Saying this will happen to governments orders as well is very strange, and uncalled for.
...but PC World, questioning OLPC's ability to deliver? And goodness me, look here: Intel and Microsoft with their alternative. No doubt Classmate sales-pitches will involve a lot of paraphrasing from articles of this type.
It seems that a lot of recent OLPC stories are being drummed up to try and discredit them, and it is a bit sickening.
It looks like this eager and well intentioned group of people is trying to do it all but perhaps is best at developing the software and hardware. Perhaps they should focus on that and leave sales and distribution to people who are experts with these much different skills.
I don't read your sig. Why are you reading mine?
I'm in Canada, and waited 7 weeks for my XO to arrive. No biggie. I've waited almost as long for Dell to ship correctly configured servers on occasion. Those were biggies. Were my expectations appropriate for each company? I think so.
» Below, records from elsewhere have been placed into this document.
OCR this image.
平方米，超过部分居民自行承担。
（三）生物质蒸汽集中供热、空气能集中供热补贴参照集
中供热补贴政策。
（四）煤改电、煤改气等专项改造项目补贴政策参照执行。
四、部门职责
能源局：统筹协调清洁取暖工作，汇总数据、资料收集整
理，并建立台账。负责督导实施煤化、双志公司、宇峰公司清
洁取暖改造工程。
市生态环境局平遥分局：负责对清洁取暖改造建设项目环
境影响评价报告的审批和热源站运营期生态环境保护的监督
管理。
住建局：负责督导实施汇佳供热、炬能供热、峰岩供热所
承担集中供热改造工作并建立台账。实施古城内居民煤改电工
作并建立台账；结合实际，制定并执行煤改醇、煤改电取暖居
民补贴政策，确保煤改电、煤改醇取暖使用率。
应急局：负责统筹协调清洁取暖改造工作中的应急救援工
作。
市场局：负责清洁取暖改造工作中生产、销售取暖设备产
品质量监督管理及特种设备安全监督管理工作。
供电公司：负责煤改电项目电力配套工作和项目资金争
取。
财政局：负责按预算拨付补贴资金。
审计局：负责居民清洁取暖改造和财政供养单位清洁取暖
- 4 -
I'm sure that OLPC will honor all their commitments and get these orders out as soon as they can. Sometime s**t happens, and things falls through the cracks. People should just take a deep breath, and ask themselves if they'd rather have their XO right now, or have the one they donated delivered first.
G1G1 doesn't stand for "Get one, give one".
All OLPC needs to do is ensure they are able to focus upon delivery or subcontract those services out to a logistics company that can achieve those goals at a reasonable price. The logistics route is often simpler as those companies can readily handle break down packaging from bulk to individual orders as well as final delivery to the recipient and if required keep the recipient advised if there are any delivery delays.
Chaos - everything, everywhere, everywhen
If the online tracking database worked. As of now you type in your email address or order number and it can't find you. This leads one to believe that the order was lost even though payment was already extracted. At least with your Dell shipment, Dell could tell you the order was in the system and will ship in X time.
Well, when is the last time you had a major reputable corporation just completely lose you order after you paid them? Not lose your shipment, not screw your order up, but COMPLETELY LOSE IT. This suggests a pretty basic level of incompetence.
SJW: Someone who has run out of real oppression, and has to fake it.
I've shelled out $423.95 x 2 and am still waiting. And it's a shame that it's taking so long. But I'm happier that working-class kids in Mongolia (no, not "starving to death" people) have laptops, and I can wait. (I'm posting about it on THE INTERNET so clearly I'm not exactly struggling for 'net access.)
They had pro-bono donation of services from three (or more) different companies to handle ordering and distribution. Not having a logistics manager or dealing with the process openly *is* a shame. Lots of individuals unaffiliated have been volunteering their time, trying to help, but have been powerless to actually *do* anything, since the volunteers don't have access to all of the data sets.
Hopefully the next time they offer G1G1 they'll manage the order/delivery status themselves, they *should* be able to track each laptop from Quanta, to the shipping carrier, to the port, to FedEx.
o/~ Join us now and share the software
Well, I haven't had a major coporation lose an order of mine. However, I'm a small sample set.
I've just moved to the UK, and the incompetence of various companies has absolutely astounded me. I've just set up
Banking
Phone
Internet
Mobile Phones
Insurance
Not once - NOT A SINGLE TIME - has the company not cocked up something that has required me to phone them back (and queue on the phone) at least once. Several cases have require multiple such calls (the worst required me to ditch them and go with someone else). Seriously, corporations suck - in my experience they're much more hopeless than government organisations. I reckon that whoever says the opposite has an agenda.